What do you want to be when you grow up?"
It's a question more parents seem to be asking their children earlier and earlier.
Who can blame them, given the high cost of college - and the ever-changing demands of today's workplace?
As a result, some parents seem to be almost hyperactive about ensuring that their kids choose a good career.
Many parents pressure their children to think about the job market well before they can drive. And some even plug their toddlers into activities in the name of rsum-building and networking.
Stop all the pressure, says career counselor and author Barbara Moses. "It's a mistake to force children into premature career choices," says Ms. Moses, who discusses the subject in her recent book "The Good News About Careers" (Jossey-Bass Publishers).
"I worry much more about 17-year-olds who know what they want to do than 20-somethings who don't have any idea what they want to do," says Moses, also the mother of a teenager.
So what should parents tell their children about careers? Here are a few of her tips:
Promote self-knowledge. Encourage children to discover what they do well. "That's different than saying, 'You're really good at solving problems and engaging in debate, therefore you should go into law,' " she says. "Rather, stop before you suggest a profession - just give the feedback."
Avoid the Top 10 syndrome.
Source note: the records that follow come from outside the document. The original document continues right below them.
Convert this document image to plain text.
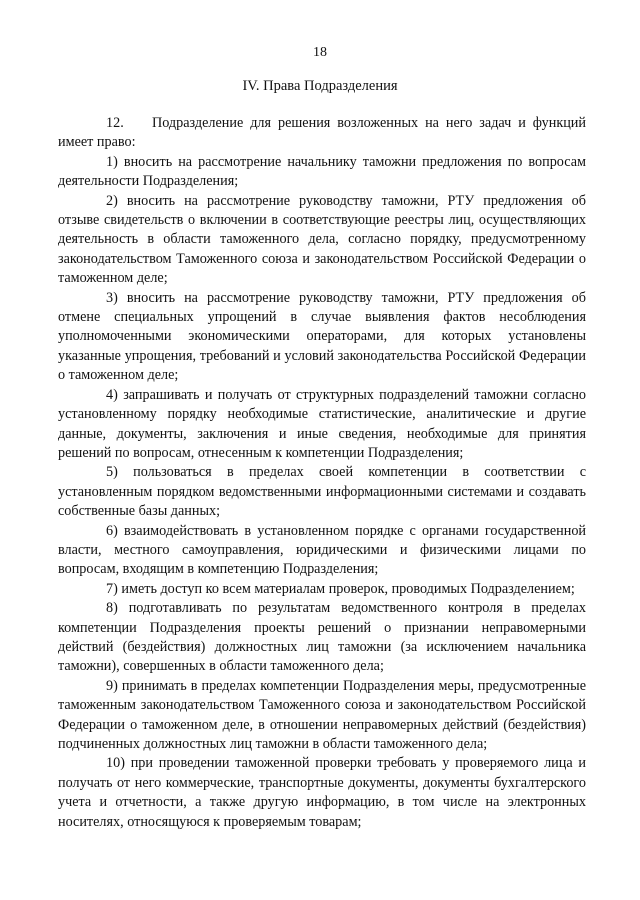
18
IV. Права Подразделения

12. Подразделение для решения возложенных на него задач и функций имеет право:

1) вносить на рассмотрение начальнику таможни предложения по вопросам деятельности Подразделения;

2) вносить на рассмотрение руководству таможни, РТУ предложения об отзыве свидетельств о включении в соответствующие реестры лиц, осуществляющих деятельность в области таможенного дела, согласно порядку, предусмотренному законодательством Таможенного союза и законодательством Российской Федерации о таможенном деле;

3) вносить на рассмотрение руководству таможни, РТУ предложения об отмене специальных упрощений в случае выявления фактов несоблюдения уполномоченными экономическими операторами, для которых установлены указанные упрощения, требований и условий законодательства Российской Федерации о таможенном деле;

4) запрашивать и получать от структурных подразделений таможни согласно установленному порядку необходимые статистические, аналитические и другие данные, документы, заключения и иные сведения, необходимые для принятия решений по вопросам, отнесенным к компетенции Подразделения;

5) пользоваться в пределах своей компетенции в соответствии с установленным порядком ведомственными информационными системами и создавать собственные базы данных;

6) взаимодействовать в установленном порядке с органами государственной власти, местного самоуправления, юридическими и физическими лицами по вопросам, входящим в компетенцию Подразделения;

7) иметь доступ ко всем материалам проверок, проводимых Подразделением;

8) подготавливать по результатам ведомственного контроля в пределах компетенции Подразделения проекты решений о признании неправомерными действий (бездействия) должностных лиц таможни (за исключением начальника таможни), совершенных в области таможенного дела;

9) принимать в пределах компетенции Подразделения меры, предусмотренные таможенным законодательством Таможенного союза и законодательством Российской Федерации о таможенном деле, в отношении неправомерных действий (бездействия) подчиненных должностных лиц таможни в области таможенного дела;

10) при проведении таможенной проверки требовать у проверяемого лица и получать от него коммерческие, транспортные документы, документы бухгалтерского учета и отчетности, а также другую информацию, в том числе на электронных носителях, относящуюся к проверяемым товарам;
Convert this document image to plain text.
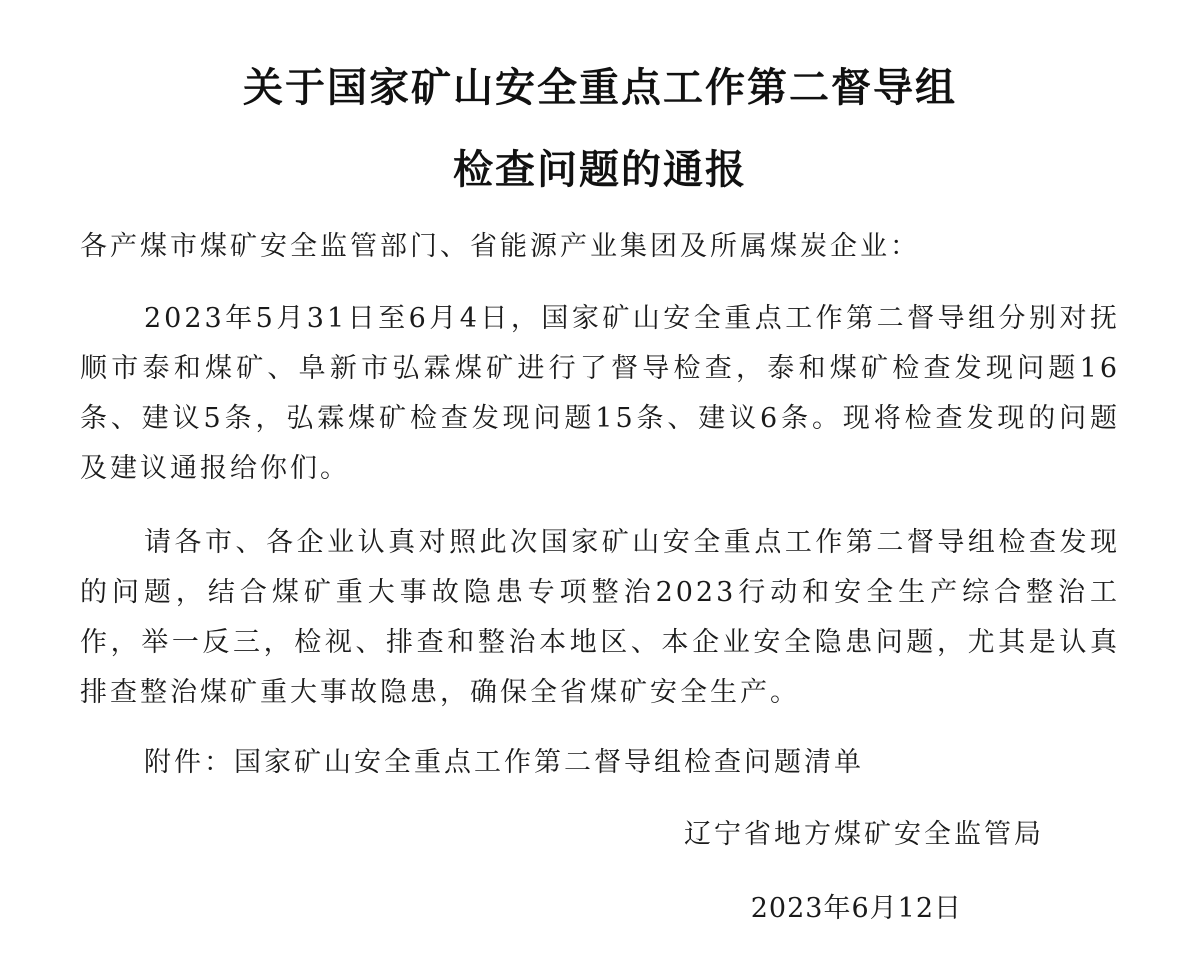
关于国家矿山安全重点工作第二督导组
检查问题的通报

各产煤市煤矿安全监管部门、省能源产业集团及所属煤炭企业：

2023年5月31日至6月4日，国家矿山安全重点工作第二督导组分别对抚顺市泰和煤矿、阜新市弘霖煤矿进行了督导检查，泰和煤矿检查发现问题16条、建议5条，弘霖煤矿检查发现问题15条、建议6条。现将检查发现的问题及建议通报给你们。

请各市、各企业认真对照此次国家矿山安全重点工作第二督导组检查发现的问题，结合煤矿重大事故隐患专项整治2023行动和安全生产综合整治工作，举一反三，检视、排查和整治本地区、本企业安全隐患问题，尤其是认真排查整治煤矿重大事故隐患，确保全省煤矿安全生产。

附件：国家矿山安全重点工作第二督导组检查问题清单

辽宁省地方煤矿安全监管局
2023年6月12日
Don't try to encourage your children to mold themselves to fit the market needs. After all, not everyone wants to be a computer programmer. "The hot jobs that exist today may not exist tomorrow," Moses says. Rather encourage your children to "pursue their personal passion."
Be careful, your children are listening. Many young people are ambivalent about work because of what they've heard their parents say over the years. "Rather, paint for your kids a realistic picture of work - its pleasures as well as its frustrations," says Moses. "Be careful about how much negative stuff you communicate."
"I'm stunned," she adds, "at how many teens don't have a clue what their parents do."
Prepare your children to be good citizens. Think of the kinds of roles you would like your child to play in society, Moses says, and the skills they will need to be effective contributors - not just as workers - but also as leaders, volunteers, and members of the community.